No. Digital copies being pirated are causing me financial harm. Fair use back up of a bluray is another bluray.
Not only is that EXACTLY what AnyDVD allows you to do, but how would your logic apply to Compaq copying the IBM PC BIOS to reverse engineer it and then make a legal clone? It had to exist as an intermediary file. By your standards, it's simply illegal.

Compaq had a team of lawyers to make sure that not even a single byte of IBM's copyrighted BIOS was copied into their compatible clone. They even isolated the teams disassembling the old BIOS and the teams writing the new BIOS.
Don't tell me that no one considers it a protection to be circumvented. Around 1999, while the DMCA was being pushed closer and closer, Nintendo out-right claimed that ROM chips were a form of copy protection and that your right to a backup only applied to software on discs/disks. Now that their software products are published on discs and are more fragile than ever, our right to back them up has been taken away by the DMCA.

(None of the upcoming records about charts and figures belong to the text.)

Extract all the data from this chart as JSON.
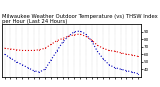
{
  "title": "Milwaukee Weather Outdoor Temperature (vs) THSW Index per Hour (Last 24 Hours)",
  "bg_color": "#ffffff",
  "grid_color": "#888888",
  "temp_color": "#dd0000",
  "thsw_color": "#0000bb",
  "hours": [
    0,
    1,
    2,
    3,
    4,
    5,
    6,
    7,
    8,
    9,
    10,
    11,
    12,
    13,
    14,
    15,
    16,
    17,
    18,
    19,
    20,
    21,
    22,
    23
  ],
  "x_labels": [
    "1",
    "",
    "",
    "2",
    "",
    "",
    "3",
    "",
    "",
    "4",
    "",
    "",
    "5",
    "",
    "",
    "6",
    "",
    "",
    "7",
    "",
    "",
    "8",
    "",
    ""
  ],
  "temp": [
    68,
    67,
    66,
    65,
    65,
    65,
    66,
    68,
    73,
    78,
    81,
    84,
    86,
    87,
    84,
    79,
    72,
    68,
    65,
    64,
    62,
    60,
    59,
    57
  ],
  "thsw": [
    60,
    55,
    50,
    46,
    42,
    38,
    36,
    40,
    52,
    64,
    76,
    84,
    90,
    91,
    87,
    78,
    64,
    54,
    46,
    42,
    40,
    38,
    36,
    34
  ],
  "ylim": [
    30,
    100
  ],
  "yticks": [
    40,
    50,
    60,
    70,
    80,
    90
  ],
  "ytick_labels": [
    "40",
    "50",
    "60",
    "70",
    "80",
    "90"
  ],
  "title_fontsize": 3.8,
  "tick_fontsize": 3.0,
  "line_width": 0.8,
  "marker_size": 1.2,
  "figsize": [
    1.6,
    0.87
  ],
  "dpi": 100
}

I have a problem with that.
Sony is another example. They claimed that they had no way to predict that CD-RS would ever exist and that putting music on read-only CD was a form of copy protection. They stopped arguing that soon after they realized that it wasn't CD-RS that they had to worry about. They created all kinds of audio CD copy protections including root kits and the one that was easily defeated with a Sharpie marker. Their efforts created all kinds of problems and repair bills for Mac users who popped them in their slot load drives and found that they could no longer eject the disc. According to you, those users should have never tried to rip the disc to put it on their iPod. I guess they just should have pirated it then?